Bunca medya çalışanı cezaevindeyken, Türkiye'de medyanın özgür olduğunu savunan İbrahim Kalın gözünü bile kırpmadan, “Her türlü yayın özgürce yapılıyor” dedi. Ölçüt olarak da "Her gün cumhurbaşkanına, bana hakaret ediyorlar” örneğini verdi. TCK 299, yani cumhurbaşkanına hakaret davalarından hiç söz etmedi. Ben bu yazıyı yazarken, Hasan Cemal’e yurtdışı yasağı haberi geldi mesela. Özgürlüğe gel!
İşkence ve imaj
Kalın’ın AKP iktidarının işkenceyi kaldırdığına dair iddiası da alıcı bulamadı. Cumhurbaşkanlığı sözcüsü darbe sonrasında yansıyan görüntülerle ilgili kaç kamu görevlisi hakkında soruşturma yürütüldüğünü, aradan 3,5 yıl geçmiş olmasına rağmen söyleyemedi. Köprüde hiçbir şeyden haberi olmayan gencecik iki askeri linç eden güruh hakkında bile takipsizlik kararı verilmişken, darbe zanlılarına işkence yapan kamu görevlileri hakkında açılan göstermelik soruşturmaları takip etmeye o da ihtiyaç duymamıştı herhalde.
Kalın’ın gazeteciler aleyhinde işkence görerek, tehditle ifade verdiklerini söyleyen zoraki tanıklardan hiç haberi yok mu acaba? Van'ın Gürpınar ilçesinde gözaltına alınan bir kişiyi saatlerce döven polis amirinin "hiddetli elemle” hareket ettiği gerekçesiyle beraat ettirildiğinden?
Pekiyi devletin içinde çalıştığı belli olan, insanları kaçırıp, işkence yapıp, aylar sonra emniyete bırakan o yapıdan? Ondan da mı haberi yok?

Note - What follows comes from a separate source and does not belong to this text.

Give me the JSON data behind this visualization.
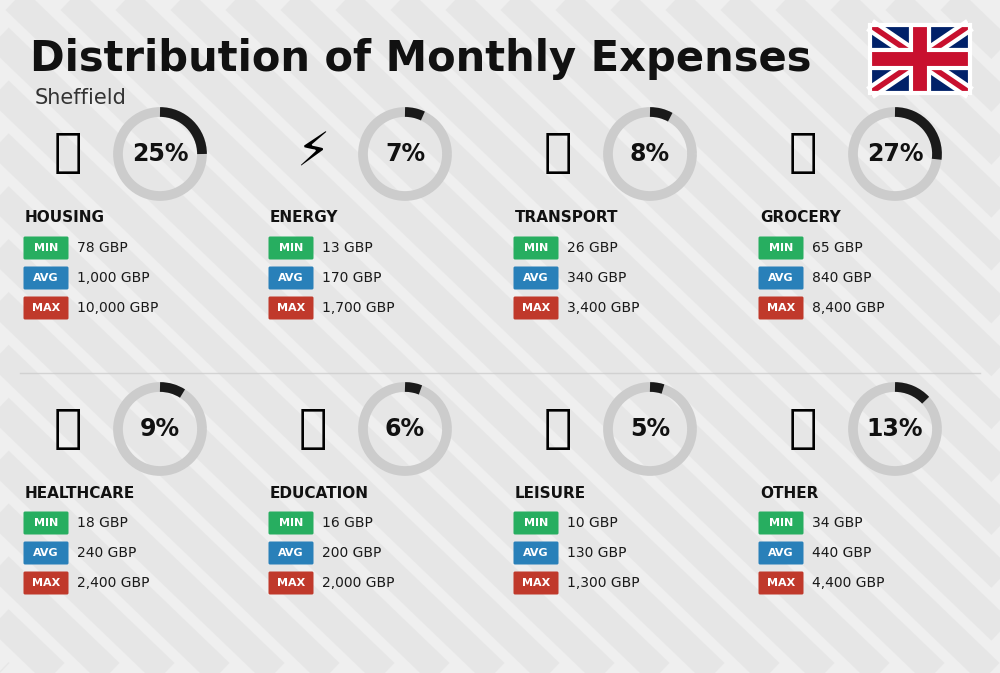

Cumhurbaşkanlığı Sözcüsü, konu HDP'li belediyelere kayyum atanmasına ve hukukun üstünlüğüne, masumiyet karinesine gelince de bir şey diyemedi. Belediye başkanlarının halkın parasıyla PKK’ya çalıştığını söylerken, yargının varacağı hükmü önden ilan etti. Söyledikleri siyasetin yargı üzerindeki etkisini gösteren türden bir ihsas-ı reydi.
Bu yayın kaydedildiği sıralarda, Almanya’ya iltica talebinde bulunan kişilerin dosyalarıyla ilgili Alman makamları için araştırma yapan iki avukat Türkiye'de casus oldukları suçlamasıyla peş peşe tutuklanmışlardı.
Dünya âlem olan biteni izlerken, siz istediğinizi söyleyin. Canının istediğini cezaevine sokan, KHK ile atıldığı işini 1030 gündür geri isteyen Alev Şahin’in Düzce'de, Cemal Yıldırım’ın Ankara’da banka bile oturmasına izin vermeyen, Kadına Yönelik Şiddetle Mücadele Günü'nde İstiklal Caddesi’nde yürümek isteyen kadınların gösteri hakkını gaz ve darpla ellerinden alan, yakınlarının akıbetini soran Cumartesi Anneleri’ni, ağızlarından “Suriye” lafı çıktığı anda gaza boğan, “devlet namına” işlenen suçlarda cezasızlık geleceğini koruyan bir iktidarın temsilcisine kim inanır?